Thread: Repeatable read transaction doesn't see dropped table

Repeatable read transaction doesn't see dropped table

From

Daniil Davydov

Date:

23 December 2024, 10:44:15

Hi,
The documentation for PostgreSQL 17 says the following :
"query in a repeatable read transaction sees a snapshot as of the
start of the first non-transaction-control statement in the
transaction, not as of the start of the current statement within the
transaction"

But I noticed this behavior (REL_17_STABLE):
***
SESSION 1: create two user tables and fill them with data
CREATE TABLE test (id INT);
CREATE TABLE test_1 (id INT);
INSERT INTO test VALUES (1);
INSERT INTO test_1 VALUES (1);

SESSION 2 : begin transaction and allow it to take snapshot
BEGIN TRANSACTION ISOLATION LEVEL REPEATABLE READ;
SELECT * FROM test_1;

SESSION 1 : drop table, that was not accessed from second session
DROP TABLE test;

SESSION 2 :
SELECT * FROM test;
***

If I'm not mistaken, second transaction must see all data in table
test (according to documentation), but an error occurs:
***
ERROR:  relation "test" does not exist
LINE 1: select * from test;
***

We are getting this behavior due to the fact that the second session
searching for table's oid in cache via RelnameGetRelid,
but first session already invalidated it. It seems like a bug to me,
so I suggest in such cases to additionally scan pg_class.
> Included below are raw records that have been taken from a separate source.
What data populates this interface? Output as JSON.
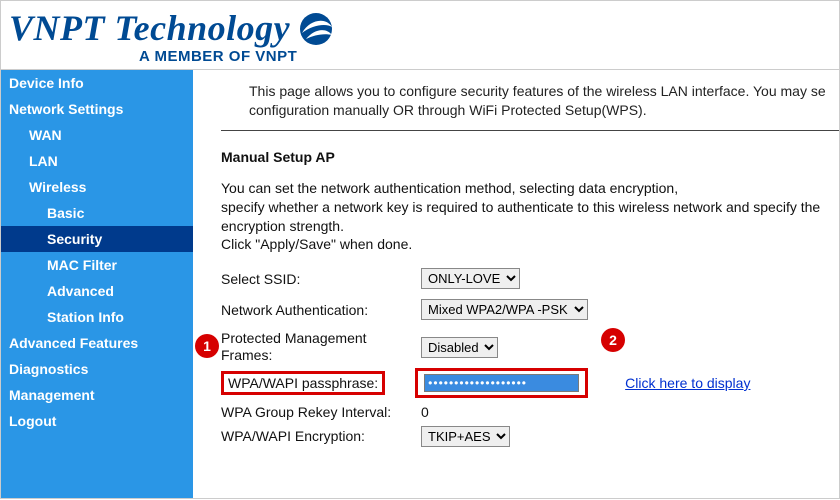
{
  "header": {
    "brand": "VNPT Technology",
    "tagline": "A MEMBER OF VNPT"
  },
  "sidebar": {
    "items": [
      {
        "label": "Device Info",
        "lvl": 1,
        "active": false
      },
      {
        "label": "Network Settings",
        "lvl": 1,
        "active": false
      },
      {
        "label": "WAN",
        "lvl": 2,
        "active": false
      },
      {
        "label": "LAN",
        "lvl": 2,
        "active": false
      },
      {
        "label": "Wireless",
        "lvl": 2,
        "active": false
      },
      {
        "label": "Basic",
        "lvl": 3,
        "active": false
      },
      {
        "label": "Security",
        "lvl": 3,
        "active": true
      },
      {
        "label": "MAC Filter",
        "lvl": 3,
        "active": false
      },
      {
        "label": "Advanced",
        "lvl": 3,
        "active": false
      },
      {
        "label": "Station Info",
        "lvl": 3,
        "active": false
      },
      {
        "label": "Advanced Features",
        "lvl": 1,
        "active": false
      },
      {
        "label": "Diagnostics",
        "lvl": 1,
        "active": false
      },
      {
        "label": "Management",
        "lvl": 1,
        "active": false
      },
      {
        "label": "Logout",
        "lvl": 1,
        "active": false
      }
    ]
  },
  "content": {
    "intro1": "This page allows you to configure security features of the wireless LAN interface. You may se",
    "intro2": "configuration manually OR through WiFi Protected Setup(WPS).",
    "section_title": "Manual Setup AP",
    "p1": "You can set the network authentication method, selecting data encryption,",
    "p2": "specify whether a network key is required to authenticate to this wireless network and specify the",
    "p3": "encryption strength.",
    "p4": "Click \"Apply/Save\" when done.",
    "fields": {
      "ssid_label": "Select SSID:",
      "ssid_value": "ONLY-LOVE",
      "auth_label": "Network Authentication:",
      "auth_value": "Mixed WPA2/WPA -PSK",
      "pmf_label": "Protected Management Frames:",
      "pmf_value": "Disabled",
      "pass_label": "WPA/WAPI passphrase:",
      "pass_value": "•••••••••••••••••••",
      "display_link": "Click here to display",
      "rekey_label": "WPA Group Rekey Interval:",
      "rekey_value": "0",
      "enc_label": "WPA/WAPI Encryption:",
      "enc_value": "TKIP+AES"
    }
  },
  "markers": {
    "m1": "1",
    "m2": "2"
  }
}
I would like to know your opinion.

--
Best regards,
Daniil Davydov

Re: Repeatable read transaction doesn't see dropped table

From

"David G. Johnston"

Date:

23 December 2024, 11:17:35

On Monday, December 23, 2024, Daniil Davydov <3danissimo@gmail.com> wrote:

Hi,
The documentation for PostgreSQL 17 says the following :
"query in a repeatable read transaction sees a snapshot as of the
start of the first non-transaction-control statement in the
transaction, not as of the start of the current statement within the
transaction"

But I noticed this behavior (REL_17_STABLE):
***
SESSION 1: create two user tables and fill them with data
CREATE TABLE test (id INT);
CREATE TABLE test_1 (id INT);
INSERT INTO test VALUES (1);
INSERT INTO test_1 VALUES (1);

SESSION 2 : begin transaction and allow it to take snapshot
BEGIN TRANSACTION ISOLATION LEVEL REPEATABLE READ;
SELECT * FROM test_1;

SESSION 1 : drop table, that was not accessed from second session
DROP TABLE test;

SESSION 2 :
SELECT * FROM test;
***

If I'm not mistaken, second transaction must see all data in table
test (according to documentation), but an error occurs:

I would like to know your opinion.

The quoted section describes how two consecutive select queries will see the same data. Your example shows how a single query behaves in isolation. The “as the first query saw it” is fundamentally important since until it successfully executes there are no locks being held restricting the changing of non-data structural aspects of the database. In short, the snapshot doesn’t include an object until it is requested. It’s a repeatable read, not a frozen point-in-time read. The performance implications for the later would be unacceptable.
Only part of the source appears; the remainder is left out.